Figure 5. Percent of untrained pigs (n = 90; described in Figure 4) interacting with the rope (cumulative contact) over five sequential observation periods (described in Figure 1).
The use of oral-fluid-based surveillance facilitates health monitoring while providing a positive image for pork producers. That is, the use of oral fluids shows that we are dedicated to improving animal welfare by providing a stress-free procedure to monitor populations of pigs for a variety of infectious agents. Rope-based oral-fluid collection from pigs is possible because it is compatible with normal behavior. That is, pigs are naturally curious and explore their environment by biting, chewing, and tasting.10,11 Age, but not gender, has been shown to affect the level of interaction, with 13-week-old pigs exhibiting more activity than 5-week-old pigs, which in turn were more active than 3-week-old pigs.12 Pigs have a particular preference for objects that are chewable, flexible, and destructible,12-15 eg, rope.

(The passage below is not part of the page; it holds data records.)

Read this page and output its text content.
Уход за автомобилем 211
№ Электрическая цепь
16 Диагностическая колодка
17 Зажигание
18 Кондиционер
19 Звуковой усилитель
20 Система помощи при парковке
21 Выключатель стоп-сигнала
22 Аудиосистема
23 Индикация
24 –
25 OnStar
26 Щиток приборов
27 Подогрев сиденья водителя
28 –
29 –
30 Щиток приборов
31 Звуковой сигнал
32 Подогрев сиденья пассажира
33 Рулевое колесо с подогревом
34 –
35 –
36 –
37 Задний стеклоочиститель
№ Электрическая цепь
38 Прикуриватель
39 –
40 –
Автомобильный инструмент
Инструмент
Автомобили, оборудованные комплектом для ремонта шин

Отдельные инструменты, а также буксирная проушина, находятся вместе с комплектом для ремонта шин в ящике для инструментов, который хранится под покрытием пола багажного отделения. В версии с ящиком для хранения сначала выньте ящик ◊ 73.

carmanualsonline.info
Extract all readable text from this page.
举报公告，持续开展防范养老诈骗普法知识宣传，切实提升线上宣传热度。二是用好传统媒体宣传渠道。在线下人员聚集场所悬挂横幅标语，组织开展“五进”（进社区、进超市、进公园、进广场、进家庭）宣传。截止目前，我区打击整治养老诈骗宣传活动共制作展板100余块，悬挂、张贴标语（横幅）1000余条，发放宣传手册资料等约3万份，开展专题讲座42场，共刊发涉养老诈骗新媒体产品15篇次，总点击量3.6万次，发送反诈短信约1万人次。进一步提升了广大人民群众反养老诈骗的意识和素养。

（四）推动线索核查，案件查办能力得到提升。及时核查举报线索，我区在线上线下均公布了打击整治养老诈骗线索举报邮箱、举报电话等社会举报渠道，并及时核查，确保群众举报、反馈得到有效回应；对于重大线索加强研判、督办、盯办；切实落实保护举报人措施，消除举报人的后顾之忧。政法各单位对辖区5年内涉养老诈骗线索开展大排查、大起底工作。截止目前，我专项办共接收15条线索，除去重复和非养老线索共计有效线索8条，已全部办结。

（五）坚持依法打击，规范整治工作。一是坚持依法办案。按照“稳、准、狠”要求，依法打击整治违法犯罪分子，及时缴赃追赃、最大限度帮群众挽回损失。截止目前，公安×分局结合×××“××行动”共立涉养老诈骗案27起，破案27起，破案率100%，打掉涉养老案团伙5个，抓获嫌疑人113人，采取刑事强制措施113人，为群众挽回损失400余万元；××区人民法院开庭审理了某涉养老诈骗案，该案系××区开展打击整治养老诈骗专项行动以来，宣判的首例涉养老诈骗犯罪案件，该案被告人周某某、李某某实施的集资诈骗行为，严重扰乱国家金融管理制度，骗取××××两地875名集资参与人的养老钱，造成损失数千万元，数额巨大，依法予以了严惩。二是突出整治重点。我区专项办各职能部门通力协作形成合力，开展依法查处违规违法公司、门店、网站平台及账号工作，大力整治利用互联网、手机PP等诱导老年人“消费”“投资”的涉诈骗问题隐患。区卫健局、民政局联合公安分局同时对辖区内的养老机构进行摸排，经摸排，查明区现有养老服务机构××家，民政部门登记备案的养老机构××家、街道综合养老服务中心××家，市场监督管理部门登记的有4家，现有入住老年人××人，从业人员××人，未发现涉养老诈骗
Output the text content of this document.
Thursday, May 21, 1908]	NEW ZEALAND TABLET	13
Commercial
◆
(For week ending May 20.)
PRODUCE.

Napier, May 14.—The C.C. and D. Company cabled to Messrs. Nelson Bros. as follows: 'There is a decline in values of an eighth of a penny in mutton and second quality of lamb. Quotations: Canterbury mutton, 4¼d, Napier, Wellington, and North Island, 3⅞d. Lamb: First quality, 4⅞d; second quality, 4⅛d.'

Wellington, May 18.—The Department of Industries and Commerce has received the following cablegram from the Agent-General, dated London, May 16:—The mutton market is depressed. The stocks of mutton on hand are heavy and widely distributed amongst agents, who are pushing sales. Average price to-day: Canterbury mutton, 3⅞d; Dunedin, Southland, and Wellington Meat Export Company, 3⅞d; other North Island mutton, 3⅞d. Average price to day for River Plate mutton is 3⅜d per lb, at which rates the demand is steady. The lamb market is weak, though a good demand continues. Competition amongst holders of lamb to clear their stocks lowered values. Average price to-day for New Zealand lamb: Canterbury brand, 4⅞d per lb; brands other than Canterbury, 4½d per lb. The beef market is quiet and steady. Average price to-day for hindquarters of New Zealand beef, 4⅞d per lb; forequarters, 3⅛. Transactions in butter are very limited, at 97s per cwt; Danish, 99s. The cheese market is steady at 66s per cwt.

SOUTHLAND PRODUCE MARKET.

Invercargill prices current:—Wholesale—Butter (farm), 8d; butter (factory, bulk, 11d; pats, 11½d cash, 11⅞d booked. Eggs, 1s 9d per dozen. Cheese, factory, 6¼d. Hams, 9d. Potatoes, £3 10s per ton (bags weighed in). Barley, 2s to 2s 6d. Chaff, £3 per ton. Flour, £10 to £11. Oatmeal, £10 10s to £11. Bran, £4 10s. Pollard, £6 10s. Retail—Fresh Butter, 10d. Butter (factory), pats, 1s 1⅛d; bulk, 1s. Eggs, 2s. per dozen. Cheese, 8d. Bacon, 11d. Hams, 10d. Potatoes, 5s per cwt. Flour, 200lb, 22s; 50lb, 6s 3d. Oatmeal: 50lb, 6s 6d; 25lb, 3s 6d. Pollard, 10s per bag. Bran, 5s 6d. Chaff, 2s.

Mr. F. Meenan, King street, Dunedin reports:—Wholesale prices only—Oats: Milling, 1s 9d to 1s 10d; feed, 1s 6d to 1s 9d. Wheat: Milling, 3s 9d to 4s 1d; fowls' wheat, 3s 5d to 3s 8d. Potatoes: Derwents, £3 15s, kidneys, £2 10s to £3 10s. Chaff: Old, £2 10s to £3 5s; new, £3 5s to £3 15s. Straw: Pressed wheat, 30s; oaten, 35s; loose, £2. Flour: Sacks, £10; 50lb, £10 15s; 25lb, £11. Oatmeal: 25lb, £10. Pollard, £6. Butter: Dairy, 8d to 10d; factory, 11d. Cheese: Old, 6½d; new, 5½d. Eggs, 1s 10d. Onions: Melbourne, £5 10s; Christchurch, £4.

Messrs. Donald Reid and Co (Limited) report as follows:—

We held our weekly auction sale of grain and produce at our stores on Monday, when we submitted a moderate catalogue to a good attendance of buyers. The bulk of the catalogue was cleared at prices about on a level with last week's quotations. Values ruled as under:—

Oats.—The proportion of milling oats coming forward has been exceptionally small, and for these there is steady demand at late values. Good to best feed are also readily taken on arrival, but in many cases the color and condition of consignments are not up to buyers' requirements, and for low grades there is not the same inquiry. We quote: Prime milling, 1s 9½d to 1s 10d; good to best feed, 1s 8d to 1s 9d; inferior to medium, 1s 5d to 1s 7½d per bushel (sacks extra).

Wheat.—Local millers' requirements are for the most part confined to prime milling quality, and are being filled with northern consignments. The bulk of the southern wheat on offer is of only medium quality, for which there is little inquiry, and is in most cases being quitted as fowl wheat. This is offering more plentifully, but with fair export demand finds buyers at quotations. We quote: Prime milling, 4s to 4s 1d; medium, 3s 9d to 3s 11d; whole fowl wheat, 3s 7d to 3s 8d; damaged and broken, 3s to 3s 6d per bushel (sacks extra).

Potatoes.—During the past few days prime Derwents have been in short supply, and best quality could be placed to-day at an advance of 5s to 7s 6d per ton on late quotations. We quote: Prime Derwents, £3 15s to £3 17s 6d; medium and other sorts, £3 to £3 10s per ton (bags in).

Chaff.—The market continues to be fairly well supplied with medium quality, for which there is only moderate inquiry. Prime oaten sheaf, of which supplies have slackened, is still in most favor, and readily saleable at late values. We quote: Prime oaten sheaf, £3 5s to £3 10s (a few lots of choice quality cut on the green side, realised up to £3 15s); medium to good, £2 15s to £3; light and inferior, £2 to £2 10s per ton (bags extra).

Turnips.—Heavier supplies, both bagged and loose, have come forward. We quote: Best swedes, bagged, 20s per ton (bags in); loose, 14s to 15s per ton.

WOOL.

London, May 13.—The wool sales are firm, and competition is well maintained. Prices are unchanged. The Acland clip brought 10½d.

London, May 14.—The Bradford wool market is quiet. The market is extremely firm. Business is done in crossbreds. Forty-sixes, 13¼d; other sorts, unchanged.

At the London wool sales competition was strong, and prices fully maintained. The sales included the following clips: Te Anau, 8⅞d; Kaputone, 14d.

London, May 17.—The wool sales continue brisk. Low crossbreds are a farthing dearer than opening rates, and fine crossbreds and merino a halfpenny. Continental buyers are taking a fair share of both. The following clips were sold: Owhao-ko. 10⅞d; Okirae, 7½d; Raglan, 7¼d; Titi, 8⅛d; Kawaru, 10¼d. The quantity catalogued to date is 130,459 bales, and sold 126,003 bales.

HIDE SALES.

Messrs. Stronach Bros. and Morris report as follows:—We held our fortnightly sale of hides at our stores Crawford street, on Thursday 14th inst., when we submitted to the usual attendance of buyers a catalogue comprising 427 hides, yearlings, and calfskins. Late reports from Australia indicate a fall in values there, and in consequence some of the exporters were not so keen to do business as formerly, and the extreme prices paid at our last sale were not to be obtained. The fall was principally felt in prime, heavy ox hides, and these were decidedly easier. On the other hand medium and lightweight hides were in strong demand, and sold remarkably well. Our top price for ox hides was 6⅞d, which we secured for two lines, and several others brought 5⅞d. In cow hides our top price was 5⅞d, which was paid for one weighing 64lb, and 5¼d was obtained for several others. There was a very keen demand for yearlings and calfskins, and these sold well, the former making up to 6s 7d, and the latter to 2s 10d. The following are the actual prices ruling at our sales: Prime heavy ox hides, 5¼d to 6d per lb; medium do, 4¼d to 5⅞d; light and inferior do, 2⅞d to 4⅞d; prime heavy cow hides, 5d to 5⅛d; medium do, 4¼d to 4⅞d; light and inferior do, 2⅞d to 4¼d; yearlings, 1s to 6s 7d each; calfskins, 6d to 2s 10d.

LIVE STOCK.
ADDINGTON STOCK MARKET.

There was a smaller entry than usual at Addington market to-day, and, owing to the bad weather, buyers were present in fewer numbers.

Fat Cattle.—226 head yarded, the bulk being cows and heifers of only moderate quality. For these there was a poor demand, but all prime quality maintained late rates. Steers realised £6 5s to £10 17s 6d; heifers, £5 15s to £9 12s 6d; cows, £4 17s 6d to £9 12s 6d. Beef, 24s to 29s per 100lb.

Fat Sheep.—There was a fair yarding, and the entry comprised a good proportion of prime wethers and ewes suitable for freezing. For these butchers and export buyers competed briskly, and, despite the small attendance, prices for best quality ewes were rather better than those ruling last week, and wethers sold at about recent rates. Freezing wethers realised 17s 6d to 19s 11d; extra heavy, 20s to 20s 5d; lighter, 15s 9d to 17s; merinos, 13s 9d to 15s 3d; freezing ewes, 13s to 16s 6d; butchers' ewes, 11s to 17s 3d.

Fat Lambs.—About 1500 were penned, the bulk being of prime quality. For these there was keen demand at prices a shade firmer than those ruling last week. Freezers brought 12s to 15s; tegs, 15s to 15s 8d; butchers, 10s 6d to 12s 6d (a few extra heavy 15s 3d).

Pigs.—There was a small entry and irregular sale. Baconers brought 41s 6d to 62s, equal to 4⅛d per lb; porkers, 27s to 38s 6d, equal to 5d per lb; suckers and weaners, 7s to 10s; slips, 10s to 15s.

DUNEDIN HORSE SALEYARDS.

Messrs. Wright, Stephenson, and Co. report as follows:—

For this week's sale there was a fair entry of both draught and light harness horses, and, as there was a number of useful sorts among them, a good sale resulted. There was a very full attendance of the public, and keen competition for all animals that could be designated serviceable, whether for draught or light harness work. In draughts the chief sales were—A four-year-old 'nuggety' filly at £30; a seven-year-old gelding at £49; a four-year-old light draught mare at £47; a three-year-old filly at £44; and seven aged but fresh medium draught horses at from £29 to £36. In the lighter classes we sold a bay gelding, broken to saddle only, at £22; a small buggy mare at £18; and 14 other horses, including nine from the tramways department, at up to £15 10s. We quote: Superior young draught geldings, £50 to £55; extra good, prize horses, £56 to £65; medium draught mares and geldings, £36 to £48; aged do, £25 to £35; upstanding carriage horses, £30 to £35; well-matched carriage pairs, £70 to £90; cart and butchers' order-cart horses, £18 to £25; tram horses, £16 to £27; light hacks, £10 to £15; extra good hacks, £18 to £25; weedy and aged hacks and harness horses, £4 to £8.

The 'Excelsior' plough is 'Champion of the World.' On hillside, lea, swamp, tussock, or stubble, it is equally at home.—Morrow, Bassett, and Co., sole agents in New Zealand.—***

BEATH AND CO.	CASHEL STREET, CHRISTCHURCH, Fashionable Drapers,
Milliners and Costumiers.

In this study, analysis of the data led to the formulation of two sampling recommendations: one for pigs with prior exposure to oral-fluid sampling (trained pigs) and one for those with no prior experience (untrained pigs). In trained pigs, a ≥ 20-minute oral-fluid sampling period is recommended in order to assure the participation of approximately 70% of the pigs in pens of 25 to 30 pigs. In untrained pigs, a 60-minute oral-fluid sampling is recommended to achieve a similar level of participation. The data in this study suggest that one collection experience is sufficient to train pigs. Future research is required to develop data-driven sampling recommendations for pens of different design and size.
• Oral-fluid collection can easily be added to a normal walk-through or integrated into a routine surveillance program.
• Collect samples using 100% cotton rope; hang the end of the rope at pig shoulder level.
• Allow a minimum of 20 minutes for trained pigs to interact with the rope, 60 minutes if pigs have not had prior experience with oral-fluid collection.